Help with site malware...
by Heavypen
4 months ago

Site in question – www.nationwidebackgroundchecks.com
Just found out that this site has malware… a bit of a noob with this. Where do I look to get rid of this?

by redleg
4 months ago

There is a hack(s) in this file

http://www.nationwidebackgroundchecks.com/GeneratedItems/CSScriptLib.js

it is all the lines that start out

document.write('<script

at the bottom of the file.

Do a scan of your PC and make sure there are no Trojans/viruses capturing your ids/passwords, change ALL passwords especiallly FTP, it is likely your passwords have been compromised. Never store/save your passwords in your FTP client, use secure FTP if available.

Once the site is secure and clean you need to submit a request for review in you Google WMT account to have the warning removed. If you have not verified ownership of the site you will have to do so first. The following reference explains the procedure.

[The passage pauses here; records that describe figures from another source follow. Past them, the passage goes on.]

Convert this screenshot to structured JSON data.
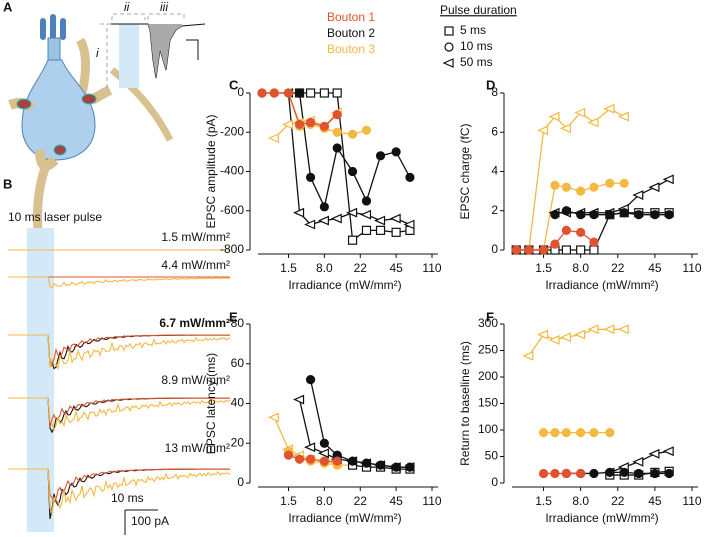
{
  "panel_labels": [
    "A",
    "B",
    "C",
    "D",
    "E",
    "F"
  ],
  "diagram": {
    "labels": [
      "i",
      "ii",
      "iii"
    ]
  },
  "traces": {
    "pulse_label": "10 ms laser pulse",
    "irradiance_labels": [
      "1.5 mW/mm²",
      "4.4 mW/mm²",
      "6.7 mW/mm²",
      "8.9 mW/mm²",
      "13 mW/mm²"
    ],
    "scale_time": "10 ms",
    "scale_amp": "100 pA"
  },
  "legend": {
    "boutons": [
      {
        "name": "Bouton 1",
        "color": "#e0532f"
      },
      {
        "name": "Bouton 2",
        "color": "#111111"
      },
      {
        "name": "Bouton 3",
        "color": "#f4b942"
      }
    ],
    "pulse_title": "Pulse duration",
    "pulses": [
      {
        "name": "5 ms",
        "marker": "square"
      },
      {
        "name": "10 ms",
        "marker": "circle"
      },
      {
        "name": "50 ms",
        "marker": "triangle"
      }
    ]
  },
  "chart_data": [
    {
      "type": "line",
      "y_label": "EPSC amplitude (pA)",
      "x_label": "Irradiance (mW/mm²)",
      "xscale": "piecewise",
      "xlim": [
        0,
        110
      ],
      "xticks": [
        1.5,
        {
          "value": 8,
          "label": "8.0"
        },
        22,
        45,
        110
      ],
      "ylim": [
        -800,
        0
      ],
      "yticks": [
        0,
        -200,
        -400,
        -600,
        -800
      ],
      "series": [
        {
          "color": "#111111",
          "marker": "square",
          "filled": false,
          "x": [
            3.5,
            5.5,
            8,
            13,
            19,
            26,
            35,
            45,
            70
          ],
          "values": [
            0,
            0,
            0,
            0,
            -750,
            -700,
            -700,
            -710,
            -700
          ]
        },
        {
          "color": "#111111",
          "marker": "triangle",
          "filled": false,
          "x": [
            1.5,
            3.5,
            5.5,
            8,
            13,
            19,
            26,
            35,
            45,
            70
          ],
          "values": [
            0,
            -610,
            -670,
            -650,
            -640,
            -610,
            -620,
            -650,
            -640,
            -670
          ]
        },
        {
          "color": "#111111",
          "marker": "circle",
          "filled": true,
          "x": [
            0.2,
            0.8,
            1.5,
            3.5,
            5.5,
            8,
            13,
            19,
            26,
            35,
            45,
            70
          ],
          "values": [
            0,
            0,
            0,
            0,
            -430,
            -580,
            -280,
            -400,
            -550,
            -320,
            -300,
            -430
          ]
        },
        {
          "color": "#f4b942",
          "marker": "triangle",
          "filled": false,
          "x": [
            0.8,
            1.5,
            3.5,
            5.5,
            8,
            13
          ],
          "values": [
            -230,
            -160,
            -150,
            -140,
            -170,
            -100
          ]
        },
        {
          "color": "#f4b942",
          "marker": "circle",
          "filled": true,
          "x": [
            0.2,
            0.8,
            1.5,
            3.5,
            5.5,
            8,
            13,
            19,
            26
          ],
          "values": [
            0,
            0,
            0,
            -170,
            -160,
            -180,
            -200,
            -210,
            -190
          ]
        },
        {
          "color": "#e0532f",
          "marker": "circle",
          "filled": true,
          "x": [
            0.2,
            0.8,
            1.5,
            3.5,
            5.5,
            8,
            13
          ],
          "values": [
            0,
            0,
            0,
            -160,
            -150,
            -170,
            -110
          ]
        }
      ]
    },
    {
      "type": "line",
      "y_label": "EPSC charge (fC)",
      "x_label": "Irradiance (mW/mm²)",
      "xscale": "piecewise",
      "xlim": [
        0,
        110
      ],
      "xticks": [
        1.5,
        {
          "value": 8,
          "label": "8.0"
        },
        22,
        45,
        110
      ],
      "ylim": [
        0,
        8
      ],
      "yticks": [
        0,
        2,
        4,
        6,
        8
      ],
      "series": [
        {
          "color": "#f4b942",
          "marker": "triangle",
          "filled": false,
          "x": [
            0.8,
            1.5,
            3.5,
            5.5,
            8,
            13,
            19,
            26
          ],
          "values": [
            0,
            6.1,
            6.8,
            6.2,
            7,
            6.5,
            7.2,
            6.8
          ]
        },
        {
          "color": "#f4b942",
          "marker": "circle",
          "filled": true,
          "x": [
            0.2,
            0.8,
            1.5,
            3.5,
            5.5,
            8,
            13,
            19,
            26
          ],
          "values": [
            0,
            0,
            0,
            3.3,
            3.2,
            3.0,
            3.2,
            3.4,
            3.4
          ]
        },
        {
          "color": "#111111",
          "marker": "square",
          "filled": false,
          "x": [
            0.2,
            0.8,
            1.5,
            3.5,
            5.5,
            8,
            13,
            19,
            26,
            35,
            45,
            70
          ],
          "values": [
            0,
            0,
            0,
            0,
            0,
            0,
            0,
            1.8,
            1.9,
            1.9,
            1.9,
            1.9
          ]
        },
        {
          "color": "#111111",
          "marker": "triangle",
          "filled": false,
          "x": [
            3.5,
            5.5,
            8,
            13,
            19,
            26,
            35,
            45,
            70
          ],
          "values": [
            1.9,
            1.9,
            1.9,
            1.9,
            1.9,
            2.1,
            2.8,
            3.2,
            3.6
          ]
        },
        {
          "color": "#111111",
          "marker": "circle",
          "filled": true,
          "x": [
            3.5,
            5.5,
            8,
            13,
            19,
            26,
            35,
            45,
            70
          ],
          "values": [
            1.8,
            2,
            1.8,
            1.8,
            1.8,
            1.9,
            1.8,
            1.8,
            1.8
          ]
        },
        {
          "color": "#e0532f",
          "marker": "circle",
          "filled": true,
          "x": [
            0.2,
            0.8,
            1.5,
            3.5,
            5.5,
            8,
            13
          ],
          "values": [
            0,
            0,
            0,
            0.3,
            1,
            0.9,
            0.4
          ]
        }
      ]
    },
    {
      "type": "line",
      "y_label": "EPSC latency (ms)",
      "x_label": "Irradiance (mW/mm²)",
      "xscale": "piecewise",
      "xlim": [
        0,
        110
      ],
      "xticks": [
        1.5,
        {
          "value": 8,
          "label": "8.0"
        },
        22,
        45,
        110
      ],
      "ylim": [
        0,
        80
      ],
      "yticks": [
        0,
        20,
        40,
        60,
        80
      ],
      "series": [
        {
          "color": "#f4b942",
          "marker": "triangle",
          "filled": false,
          "x": [
            0.8,
            1.5,
            3.5,
            5.5,
            8,
            13
          ],
          "values": [
            33,
            17,
            14,
            12,
            11,
            10
          ]
        },
        {
          "color": "#f4b942",
          "marker": "circle",
          "filled": true,
          "x": [
            1.5,
            3.5,
            5.5,
            8,
            13,
            19
          ],
          "values": [
            16,
            12,
            11,
            10,
            9,
            9
          ]
        },
        {
          "color": "#111111",
          "marker": "square",
          "filled": false,
          "x": [
            19,
            26,
            35,
            45,
            70
          ],
          "values": [
            9,
            8,
            8,
            7,
            7
          ]
        },
        {
          "color": "#111111",
          "marker": "triangle",
          "filled": false,
          "x": [
            3.5,
            5.5,
            8,
            13,
            19,
            26,
            35,
            45,
            70
          ],
          "values": [
            42,
            18,
            15,
            12,
            11,
            10,
            9,
            8,
            8
          ]
        },
        {
          "color": "#111111",
          "marker": "circle",
          "filled": true,
          "x": [
            5.5,
            8,
            13,
            19,
            26,
            35,
            45,
            70
          ],
          "values": [
            52,
            20,
            14,
            11,
            10,
            9,
            8,
            8
          ]
        },
        {
          "color": "#e0532f",
          "marker": "circle",
          "filled": true,
          "x": [
            1.5,
            3.5,
            5.5,
            8,
            13
          ],
          "values": [
            14,
            12,
            12,
            11,
            11
          ]
        }
      ]
    },
    {
      "type": "line",
      "y_label": "Return to baseline (ms)",
      "x_label": "Irradiance (mW/mm²)",
      "xscale": "piecewise",
      "xlim": [
        0,
        110
      ],
      "xticks": [
        1.5,
        {
          "value": 8,
          "label": "8.0"
        },
        22,
        45,
        110
      ],
      "ylim": [
        0,
        300
      ],
      "yticks": [
        0,
        50,
        100,
        150,
        200,
        250,
        300
      ],
      "series": [
        {
          "color": "#f4b942",
          "marker": "triangle",
          "filled": false,
          "x": [
            0.8,
            1.5,
            3.5,
            5.5,
            8,
            13,
            19,
            26
          ],
          "values": [
            240,
            280,
            270,
            275,
            280,
            290,
            290,
            290
          ]
        },
        {
          "color": "#f4b942",
          "marker": "circle",
          "filled": true,
          "x": [
            1.5,
            3.5,
            5.5,
            8,
            13,
            19
          ],
          "values": [
            95,
            95,
            95,
            95,
            95,
            95
          ]
        },
        {
          "color": "#111111",
          "marker": "triangle",
          "filled": false,
          "x": [
            19,
            26,
            35,
            45,
            70
          ],
          "values": [
            20,
            30,
            40,
            55,
            60
          ]
        },
        {
          "color": "#111111",
          "marker": "square",
          "filled": false,
          "x": [
            19,
            26,
            35,
            45,
            70
          ],
          "values": [
            15,
            15,
            15,
            20,
            22
          ]
        },
        {
          "color": "#111111",
          "marker": "circle",
          "filled": true,
          "x": [
            5.5,
            8,
            13,
            19,
            26,
            35,
            45,
            70
          ],
          "values": [
            18,
            18,
            18,
            20,
            20,
            18,
            18,
            18
          ]
        },
        {
          "color": "#e0532f",
          "marker": "circle",
          "filled": true,
          "x": [
            1.5,
            3.5,
            5.5,
            8
          ],
          "values": [
            18,
            18,
            18,
            18
          ]
        }
      ]
    }
  ]
}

http://sites.google.com/site/webmasterhelpforum/en/faq-malware-and-hacked-sites

by Heavypen
4 months ago

Okay… found it. Thank you!

Yes… plus they got to my CSS, created an alternate site… what a mess.

by redleg
4 months ago

It is in all your javascript files

http://www.nationwidebackgroundchecks.com/menumachine/menumachine2.js
http://www.nationwidebackgroundchecks.com/menumachine/main_02/menuspecs.js
http://www.nationwidebackgroundchecks.com/menumachine/core/iedom.js
http://www.nationwidebackgroundchecks.com/menumachine/core/w3cdom.js
http://www.nationwidebackgroundchecks.com/menumachine/core/un.js

by Heavypen
4 months ago

gonna have to burn this down and reload… @#$%!